The Faculty has long been one of the most important centres of health law scholarship in the world, as a result of the pioneering work of professors Rebecca Cook and Bernard Dickens. The founding director of the International Human Rights Programme at the law school, Prof. Cook is also an adjunct lecturer at the School of Public Health at Columbia University. An expert in the area of biomedical ethics, Prof. Bernard Dickens is currently a vice-president of the World Association for Medical Law.
Now, two newly endowed chairs have precipitated a rapid expansion of the Faculty's research and teaching capacity in health law. The Dr. William M. Scholl Chair in Health Law and Policy and the Liberty Health Chair in Health Management Strategies form the pillars of an emerging, multi-faceted curriculum in health law and policy.

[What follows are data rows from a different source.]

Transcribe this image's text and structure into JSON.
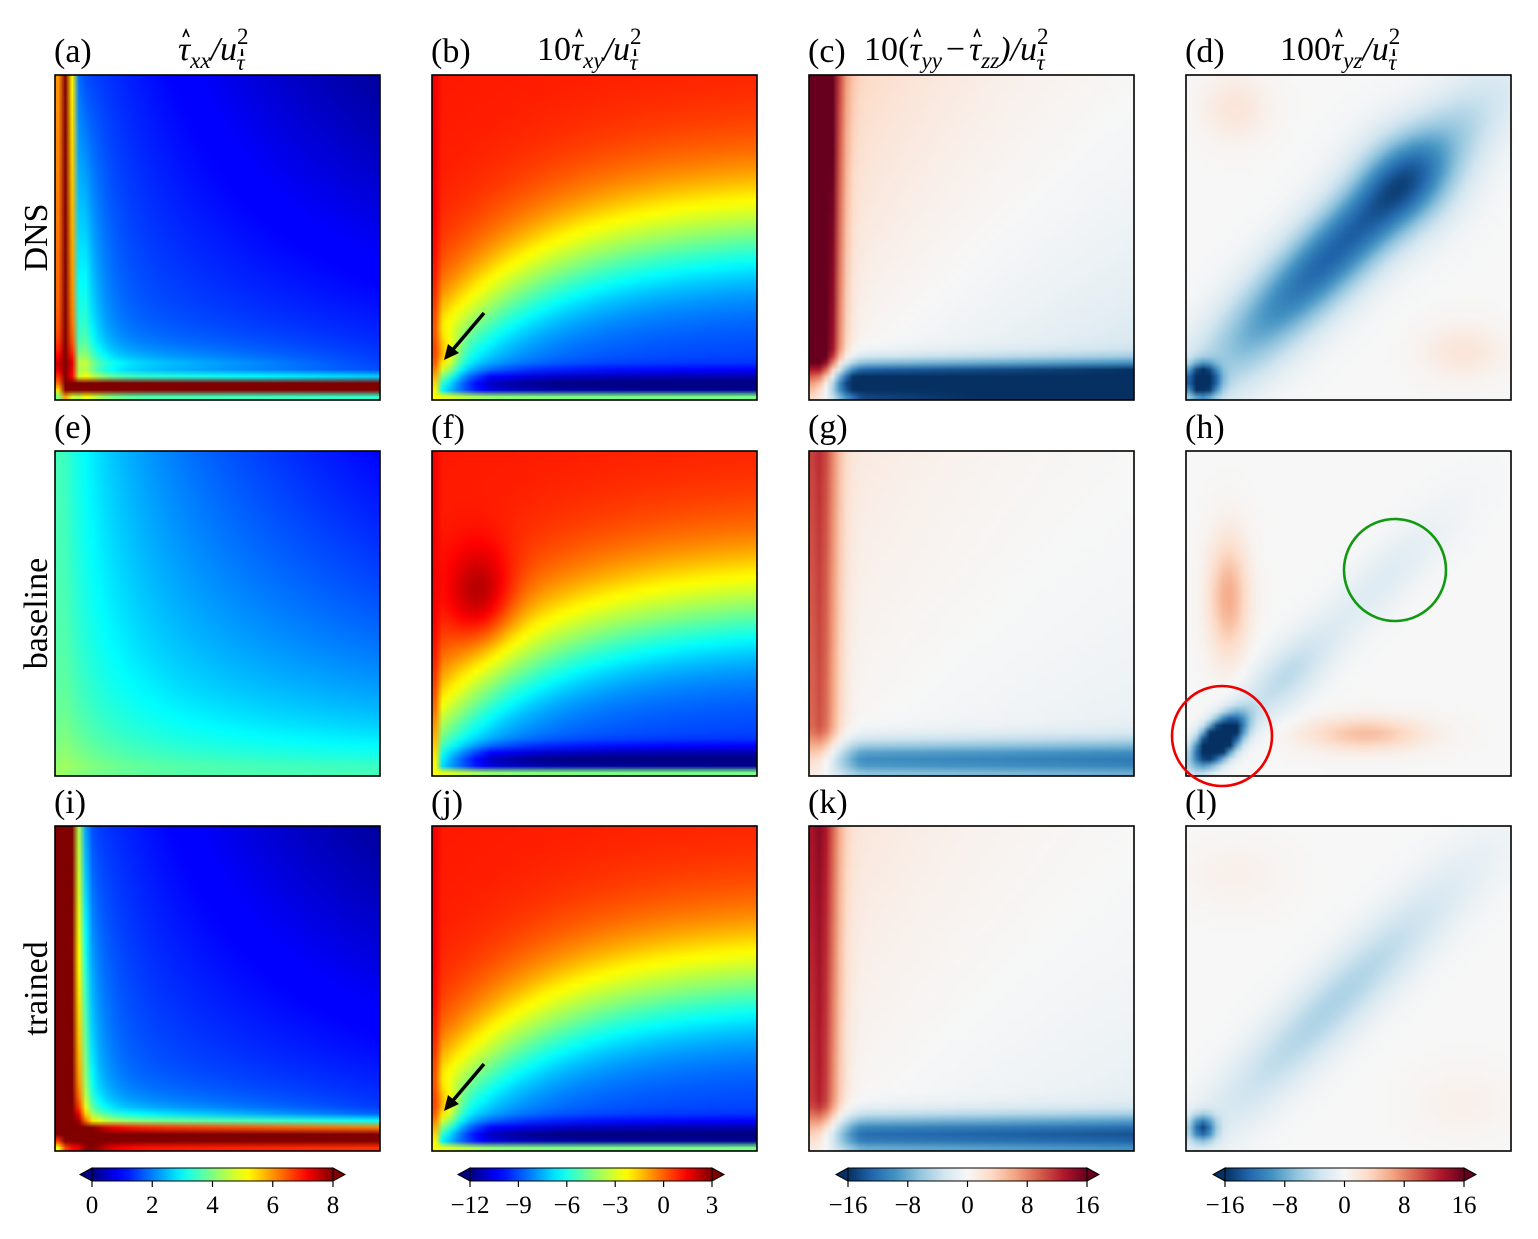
{
  "chart_data": {
    "type": "heatmap",
    "layout": "3 rows x 4 columns of contour maps",
    "rows": [
      {
        "label": "DNS",
        "panels": [
          "(a)",
          "(b)",
          "(c)",
          "(d)"
        ]
      },
      {
        "label": "baseline",
        "panels": [
          "(e)",
          "(f)",
          "(g)",
          "(h)"
        ]
      },
      {
        "label": "trained",
        "panels": [
          "(i)",
          "(j)",
          "(k)",
          "(l)"
        ]
      }
    ],
    "columns": [
      {
        "title_parts": [
          "",
          "τ",
          "xx",
          "/u",
          "2",
          "τ"
        ],
        "colormap": "jet",
        "colorbar": {
          "ticks": [
            0,
            2,
            4,
            6,
            8
          ],
          "tick_labels": [
            "0",
            "2",
            "4",
            "6",
            "8"
          ],
          "range": [
            0,
            8
          ],
          "extend": "both"
        }
      },
      {
        "title_parts": [
          "10",
          "τ",
          "xy",
          "/u",
          "2",
          "τ"
        ],
        "colormap": "jet",
        "colorbar": {
          "ticks": [
            -12,
            -9,
            -6,
            -3,
            0,
            3
          ],
          "tick_labels": [
            "−12",
            "−9",
            "−6",
            "−3",
            "0",
            "3"
          ],
          "range": [
            -12,
            3
          ],
          "extend": "both"
        }
      },
      {
        "title_parts": [
          "10(",
          "τ",
          "yy",
          "−",
          "τ",
          "zz",
          ")/u",
          "2",
          "τ"
        ],
        "colormap": "RdBu_r",
        "colorbar": {
          "ticks": [
            -16,
            -8,
            0,
            8,
            16
          ],
          "tick_labels": [
            "−16",
            "−8",
            "0",
            "8",
            "16"
          ],
          "range": [
            -16,
            16
          ],
          "extend": "both"
        }
      },
      {
        "title_parts": [
          "100",
          "τ",
          "yz",
          "/u",
          "2",
          "τ"
        ],
        "colormap": "RdBu_r",
        "colorbar": {
          "ticks": [
            -16,
            -8,
            0,
            8,
            16
          ],
          "tick_labels": [
            "−16",
            "−8",
            "0",
            "8",
            "16"
          ],
          "range": [
            -16,
            16
          ],
          "extend": "both"
        }
      }
    ],
    "annotations": [
      {
        "panel": "(b)",
        "kind": "arrow",
        "color": "#000000"
      },
      {
        "panel": "(j)",
        "kind": "arrow",
        "color": "#000000"
      },
      {
        "panel": "(h)",
        "kind": "circle",
        "color": "#ee0000"
      },
      {
        "panel": "(h)",
        "kind": "circle",
        "color": "#119911"
      }
    ],
    "grid": false,
    "axes_ticks": "none"
  }
}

In the fall of 1999, the Faculty welcomed three new professors having interests in the health law and policy areas: Sujit Choudry, Colleen Flood, and Trudo Lemmens. These faculty members' research is focused on a broad array of health law issues. Under their leadership, course offerings in the field of medical jurisprudence and policy have broadened with the introduction of seminars on health system law and the legal and ethical implications of biotechnology.
Adding to the enriched faculty complement and course selection is the law school's new Health Law and Policy Seminar Series. Beginning in September 1999, the series hosted speakers from across North America, including leading experts from Columbia University, Boston University and Stanford.

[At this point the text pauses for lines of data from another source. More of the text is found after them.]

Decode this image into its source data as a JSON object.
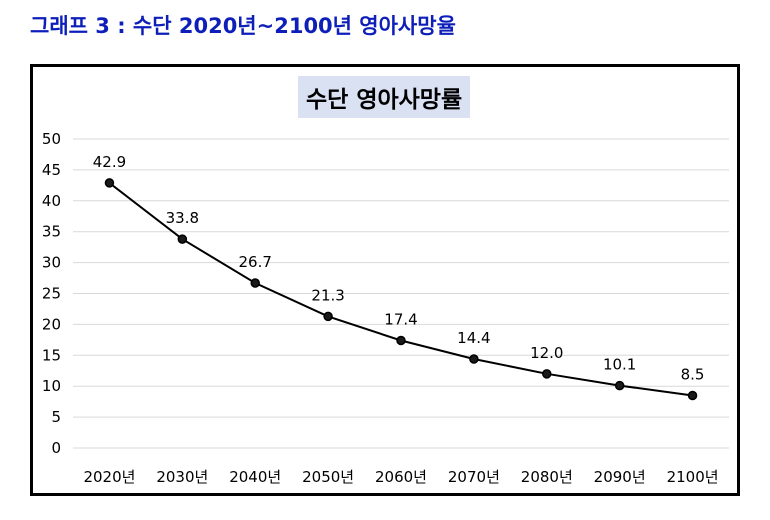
{
  "heading": "그래프 3 : 수단 2020년~2100년 영아사망율",
  "colors": {
    "heading": "#0d1fb8",
    "title_bg": "#d9e1f2",
    "line": "#000000",
    "grid": "#d9d9d9"
  },
  "chart_data": {
    "type": "line",
    "title": "수단 영아사망률",
    "categories": [
      "2020년",
      "2030년",
      "2040년",
      "2050년",
      "2060년",
      "2070년",
      "2080년",
      "2090년",
      "2100년"
    ],
    "series": [
      {
        "values": [
          42.9,
          33.8,
          26.7,
          21.3,
          17.4,
          14.4,
          12.0,
          10.1,
          8.5
        ],
        "labels": [
          "42.9",
          "33.8",
          "26.7",
          "21.3",
          "17.4",
          "14.4",
          "12.0",
          "10.1",
          "8.5"
        ]
      }
    ],
    "ylim": [
      0,
      50
    ],
    "yticks": [
      0,
      5,
      10,
      15,
      20,
      25,
      30,
      35,
      40,
      45,
      50
    ],
    "grid": true,
    "legend": "none"
  }
}
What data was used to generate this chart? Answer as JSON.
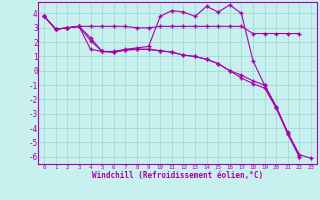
{
  "xlabel": "Windchill (Refroidissement éolien,°C)",
  "background_color": "#c8f0ee",
  "grid_color": "#a8dcd8",
  "line_color": "#aa00aa",
  "tick_color": "#aa00aa",
  "spine_color": "#aa00aa",
  "xlim": [
    -0.5,
    23.5
  ],
  "ylim": [
    -6.5,
    4.8
  ],
  "xticks": [
    0,
    1,
    2,
    3,
    4,
    5,
    6,
    7,
    8,
    9,
    10,
    11,
    12,
    13,
    14,
    15,
    16,
    17,
    18,
    19,
    20,
    21,
    22,
    23
  ],
  "yticks": [
    -6,
    -5,
    -4,
    -3,
    -2,
    -1,
    0,
    1,
    2,
    3,
    4
  ],
  "series1_x": [
    0,
    1,
    2,
    3,
    4,
    5,
    6,
    7,
    8,
    9,
    10,
    11,
    12,
    13,
    14,
    15,
    16,
    17,
    18,
    19,
    20,
    21,
    22
  ],
  "series1_y": [
    3.8,
    2.9,
    3.0,
    3.1,
    3.1,
    3.1,
    3.1,
    3.1,
    3.0,
    3.0,
    3.1,
    3.1,
    3.1,
    3.1,
    3.1,
    3.1,
    3.1,
    3.1,
    2.6,
    2.6,
    2.6,
    2.6,
    2.6
  ],
  "series2_x": [
    0,
    1,
    2,
    3,
    4,
    5,
    6,
    7,
    8,
    9,
    10,
    11,
    12,
    13,
    14,
    15,
    16,
    17,
    18,
    19,
    20,
    21,
    22,
    23
  ],
  "series2_y": [
    3.8,
    2.9,
    3.0,
    3.1,
    1.5,
    1.35,
    1.35,
    1.5,
    1.6,
    1.7,
    3.8,
    4.2,
    4.1,
    3.8,
    4.5,
    4.1,
    4.6,
    4.0,
    0.7,
    -1.0,
    -2.5,
    -4.3,
    -5.85,
    -6.1
  ],
  "series3_x": [
    0,
    1,
    2,
    3,
    4,
    5,
    6,
    7,
    8,
    9,
    10,
    11,
    12,
    13,
    14,
    15,
    16,
    17,
    18,
    19,
    20,
    21,
    22
  ],
  "series3_y": [
    3.8,
    2.9,
    3.0,
    3.1,
    2.1,
    1.35,
    1.3,
    1.45,
    1.5,
    1.5,
    1.4,
    1.3,
    1.1,
    1.0,
    0.8,
    0.5,
    0.0,
    -0.5,
    -0.9,
    -1.2,
    -2.6,
    -4.4,
    -6.0
  ],
  "series4_x": [
    0,
    1,
    2,
    3,
    4,
    5,
    6,
    7,
    8,
    9,
    10,
    11,
    12,
    13,
    14,
    15,
    16,
    17,
    18,
    19,
    20,
    21,
    22
  ],
  "series4_y": [
    3.8,
    2.9,
    3.0,
    3.1,
    2.3,
    1.35,
    1.3,
    1.45,
    1.5,
    1.5,
    1.4,
    1.3,
    1.1,
    1.0,
    0.8,
    0.5,
    0.0,
    -0.3,
    -0.7,
    -1.0,
    -2.5,
    -4.4,
    -6.0
  ]
}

This marked increase in activity in the area of health law would not have been possible without the generosity and vision of the Dr. Scholl foundation and Liberty Health. "These chairs will propel the health law programme forward at a rate which would have been inconceivable a few years ago," says Dean Ron Daniels. "Significant pressures on our current health care system make these gifts particularly timely, as the Faculty's health law programme aims to generate dynamic and interdisciplinary ideas about the range of legal, organizational and market changes necessary to ensure that Canadian citizens continue to enjoy a high standard of health care."
With the assistance of Brian Westlake '65, who introduced the Faculty to the Scholl Foundation, the foundation has made its largest Canadian gift ever in establishing the Dr. William M. Scholl Chair in Health Law and Policy. According to Doug Witherspoon, former head of Scholl's Canadian operations and a member of the Dr. Scholl Foundation's board, "The company was very successful in Canada and funding this chair was an opportunity to give back a little of Scholl's good fortune." Raised on a farm in Indiana, Dr. Scholl combined the cobbling skills he had learned from his grandfather with his medical education to build a successful international foot-care product business. Dr. Scholl started the Scholl foundation in 1947, leaving the bulk of his estate to it when he died at 85 in 1969. Today, the Foundation supports education, medicine, and initiatives for children.

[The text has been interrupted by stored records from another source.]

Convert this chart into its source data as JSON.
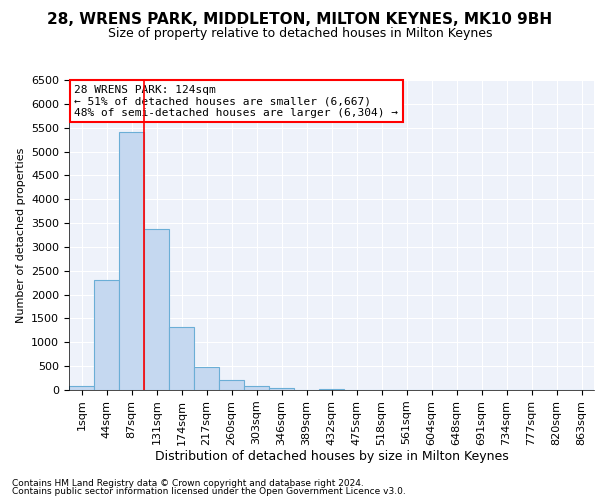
{
  "title1": "28, WRENS PARK, MIDDLETON, MILTON KEYNES, MK10 9BH",
  "title2": "Size of property relative to detached houses in Milton Keynes",
  "xlabel": "Distribution of detached houses by size in Milton Keynes",
  "ylabel": "Number of detached properties",
  "footnote1": "Contains HM Land Registry data © Crown copyright and database right 2024.",
  "footnote2": "Contains public sector information licensed under the Open Government Licence v3.0.",
  "annotation_title": "28 WRENS PARK: 124sqm",
  "annotation_line1": "← 51% of detached houses are smaller (6,667)",
  "annotation_line2": "48% of semi-detached houses are larger (6,304) →",
  "bar_values": [
    75,
    2300,
    5400,
    3380,
    1330,
    480,
    200,
    80,
    50,
    0,
    20,
    10,
    0,
    0,
    0,
    0,
    0,
    0,
    0,
    0,
    0
  ],
  "bar_labels": [
    "1sqm",
    "44sqm",
    "87sqm",
    "131sqm",
    "174sqm",
    "217sqm",
    "260sqm",
    "303sqm",
    "346sqm",
    "389sqm",
    "432sqm",
    "475sqm",
    "518sqm",
    "561sqm",
    "604sqm",
    "648sqm",
    "691sqm",
    "734sqm",
    "777sqm",
    "820sqm",
    "863sqm"
  ],
  "bar_color": "#c5d8f0",
  "bar_edge_color": "#6baed6",
  "red_line_x": 2.5,
  "marker_color": "red",
  "ylim": [
    0,
    6500
  ],
  "yticks": [
    0,
    500,
    1000,
    1500,
    2000,
    2500,
    3000,
    3500,
    4000,
    4500,
    5000,
    5500,
    6000,
    6500
  ],
  "bg_color": "#eef2fa",
  "grid_color": "white",
  "title1_fontsize": 11,
  "title2_fontsize": 9,
  "xlabel_fontsize": 9,
  "ylabel_fontsize": 8,
  "tick_fontsize": 8,
  "annotation_fontsize": 8,
  "annotation_box_color": "white",
  "annotation_box_edge": "red"
}
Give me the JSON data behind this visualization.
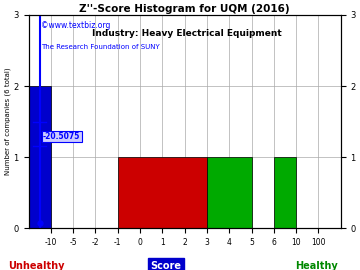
{
  "title": "Z''-Score Histogram for UQM (2016)",
  "subtitle": "Industry: Heavy Electrical Equipment",
  "watermark1": "©www.textbiz.org",
  "watermark2": "The Research Foundation of SUNY",
  "xlabel_center": "Score",
  "xlabel_left": "Unhealthy",
  "xlabel_right": "Healthy",
  "ylabel": "Number of companies (6 total)",
  "xtick_labels": [
    "-10",
    "-5",
    "-2",
    "-1",
    "0",
    "1",
    "2",
    "3",
    "4",
    "5",
    "6",
    "10",
    "100"
  ],
  "xtick_positions": [
    0,
    1,
    2,
    3,
    4,
    5,
    6,
    7,
    8,
    9,
    10,
    11,
    12
  ],
  "ylim": [
    0,
    3
  ],
  "ytick_positions": [
    0,
    1,
    2,
    3
  ],
  "bg_color": "#ffffff",
  "grid_color": "#aaaaaa",
  "title_color": "#000000",
  "subtitle_color": "#000000",
  "unhealthy_color": "#cc0000",
  "healthy_color": "#008800",
  "uqm_score_label": "-20.5075",
  "bar_color_blue": "#0000cc",
  "bar_color_red": "#cc0000",
  "bar_color_green": "#00aa00"
}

A similar convergence of goals between the University of Toronto and Liberty Health brought about the creation of the Liberty Health Chair in Health Management Strategies, an endowed chair shared between the Faculty of Law and the Department of Health Administration in the Faculty of Medicine. As one of Canada's leading suppliers of supplemental health benefits for groups and individuals, Liberty Health's mission is to help Canadians live healthier, safer, and more secure lives. Gerry Berry, president of Liberty Health, indicated that the creation of the chair marked the start of
an academic partnership dedicated to improving the design and delivery of health services in Canada.
The Liberty Health Chair and the Dr. William Scholl Chair together will become the cornerstone of the Faculty's emerging interdisciplinary programme in health law and policy. They will form the core of a critical mass of scholars dedicated to research and teaching and allow the Faculty to play a significant role in this important field.